People running in Prague half marathon in the spring of 2016.

«I think most peo­ple aren’t aware of how much cheat­ing goes on in marathons.» Were you aware? I was­n’t. But Derek Mur­phy, an inde­pen­dent marathon inves­ti­ga­tor, should know. He recent­ly took par­tic­u­lar care to exam­ine the case of Jane Seo, a food and fit­ness writer in New York City. She fin­ished sec­ond among the women in Sunday’s Fort Laud­erdale Half Marathon in 1 hour and 21 min­utes, a blaz­ing 6:15 mile. But she cheated.

As an ini­tial indi­ca­tion Derek found out, that Seo’s pace dur­ing the first 10 kilo­me­ters was 7:09 per mile, but dur­ing the last 11.08 kilo­me­ters, it increased tremen­dous­ly to 5:25 per mile. He then turned to her account on Stra­va to have a clos­er look at cer­tain details. And last but not least he observed in offi­cial post-race pho­tos that a fit­ness track­ing watch was wrapped around Seo’s wrist, dis­play­ing close to the prop­er time, but the incor­rect mileage. Seo had skipped about a mile and a half of the race and rode her bike along the course lat­er in the day to cov­er her tracks.

«What was even more incred­i­ble — and what tipped race timer Josh Stern off to the fact that some­thing fishy was afoot — was that Seo ran faster miles in the sec­ond half of the race. Though run­ners often try to main­tain a steady pace for the whole she­bang, exhaus­tion forces most to slow down as they near the fin­ish line.»

Seo mean­while has post­ed an Insta­gram post she’s since removed, stat­ing that she made «a HORRIBLE choice. I wasn’t feel­ing well so I CUT THE COURSE and head­ed to the fin­ish line. I got swept away in the moment and pre­tend­ed I ran the entire course, when in fact I CHEATED and should have DISQUALIFIED myself.»
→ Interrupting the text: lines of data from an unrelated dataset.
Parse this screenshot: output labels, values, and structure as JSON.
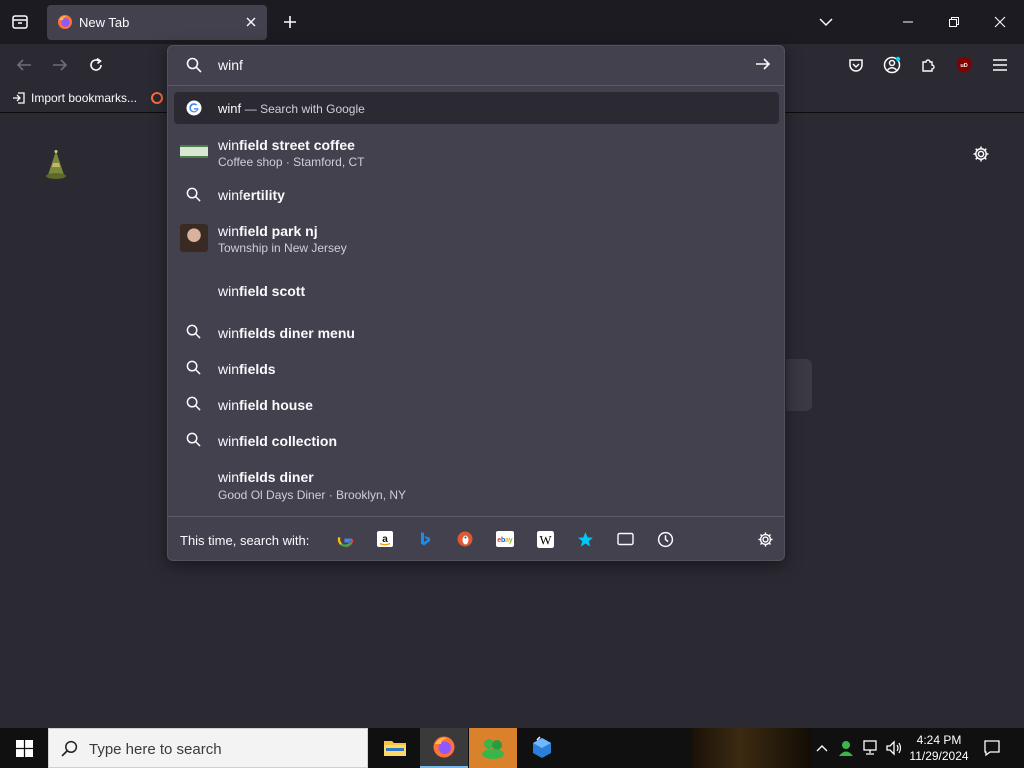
{
  "tab": {
    "title": "New Tab"
  },
  "bookmarks": {
    "import_label": "Import bookmarks..."
  },
  "urlbar": {
    "query": "winf"
  },
  "suggestions": [
    {
      "prefix": "winf",
      "bold": "",
      "engine_note": "— Search with Google",
      "secondary": ""
    },
    {
      "prefix": "win",
      "bold": "field street coffee",
      "secondary": "Coffee shop · Stamford, CT"
    },
    {
      "prefix": "winf",
      "bold": "ertility",
      "secondary": ""
    },
    {
      "prefix": "win",
      "bold": "field park nj",
      "secondary": "Township in New Jersey"
    },
    {
      "prefix": "win",
      "bold": "field scott",
      "secondary": ""
    },
    {
      "prefix": "win",
      "bold": "fields diner menu",
      "secondary": ""
    },
    {
      "prefix": "win",
      "bold": "fields",
      "secondary": ""
    },
    {
      "prefix": "win",
      "bold": "field house",
      "secondary": ""
    },
    {
      "prefix": "win",
      "bold": "field collection",
      "secondary": ""
    },
    {
      "prefix": "win",
      "bold": "fields diner",
      "secondary": "Good Ol Days Diner · Brooklyn, NY"
    }
  ],
  "oneoff": {
    "label": "This time, search with:",
    "engines": [
      "google-icon",
      "amazon-icon",
      "bing-icon",
      "duckduckgo-icon",
      "ebay-icon",
      "wikipedia-icon",
      "bookmarks-star-icon",
      "tabs-icon",
      "history-icon"
    ]
  },
  "taskbar": {
    "search_placeholder": "Type here to search",
    "time": "4:24 PM",
    "date": "11/29/2024"
  },
  "colors": {
    "toolbar": "#2b2a33",
    "dropdown": "#42414d",
    "tabstrip": "#1c1b22",
    "accent_pocket": "#fbfbfe",
    "ublock": "#800000"
  }
}
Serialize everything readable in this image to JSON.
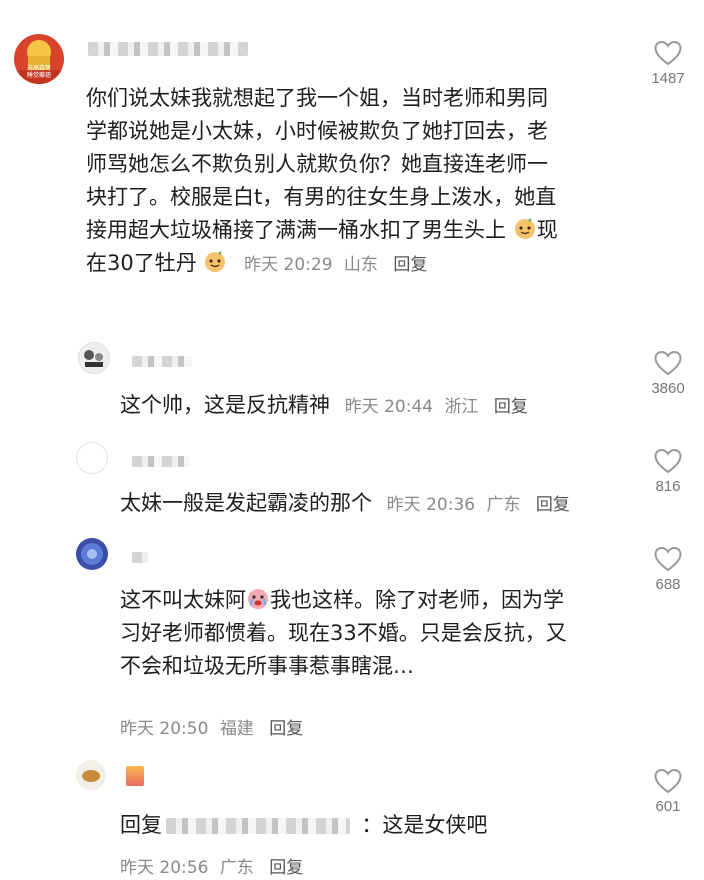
{
  "comments": [
    {
      "text_lines": [
        "你们说太妹我就想起了我一个姐，当时老师和男同",
        "学都说她是小太妹，小时候被欺负了她打回去，老",
        "师骂她怎么不欺负别人就欺负你？她直接连老师一",
        "块打了。校服是白t，有男的往女生身上泼水，她直",
        "接用超大垃圾桶接了满满一桶水扣了男生头上"
      ],
      "last_line_mid": "现",
      "last_line_2": "在30了牡丹",
      "time": "昨天 20:29",
      "location": "山东",
      "reply": "回复",
      "likes": "1487",
      "avatar_text_1": "苏高森哥",
      "avatar_text_2": "睡觉瓣翘"
    },
    {
      "text": "这个帅，这是反抗精神",
      "time": "昨天 20:44",
      "location": "浙江",
      "reply": "回复",
      "likes": "3860"
    },
    {
      "text": "太妹一般是发起霸凌的那个",
      "time": "昨天 20:36",
      "location": "广东",
      "reply": "回复",
      "likes": "816"
    },
    {
      "text_a": "这不叫太妹阿",
      "text_b": "我也这样。除了对老师，因为学",
      "text_lines": [
        "习好老师都惯着。现在33不婚。只是会反抗，又",
        "不会和垃圾无所事事惹事瞎混…"
      ],
      "time": "昨天 20:50",
      "location": "福建",
      "reply": "回复",
      "likes": "688"
    },
    {
      "text_prefix": "回复",
      "text_suffix": "：这是女侠吧",
      "time": "昨天 20:56",
      "location": "广东",
      "reply": "回复",
      "likes": "601"
    }
  ],
  "colors": {
    "meta": "#8a8a8a",
    "text": "#1e1e1e",
    "heart": "#9a9a9a"
  },
  "icons": [
    "heart-outline-icon",
    "smile-dog-emoji",
    "crying-face-emoji"
  ]
}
Travis M. Andrews has writ­ten an arti­cle for The Wash­ing­ton Post about all this, that reads like a detec­tive sto­ry. It’s the sto­ry of a bad deci­sion with major con­se­quences (Seo appears to have dis­abled her social media accounts), but it’s also the sto­ry of a wide­spread phe­nom­e­non, as we should not for­get Derek Mur­phy’s quote. «Most peo­ple aren’t aware of how much cheat­ing goes on in marathons.» Now I’m aware.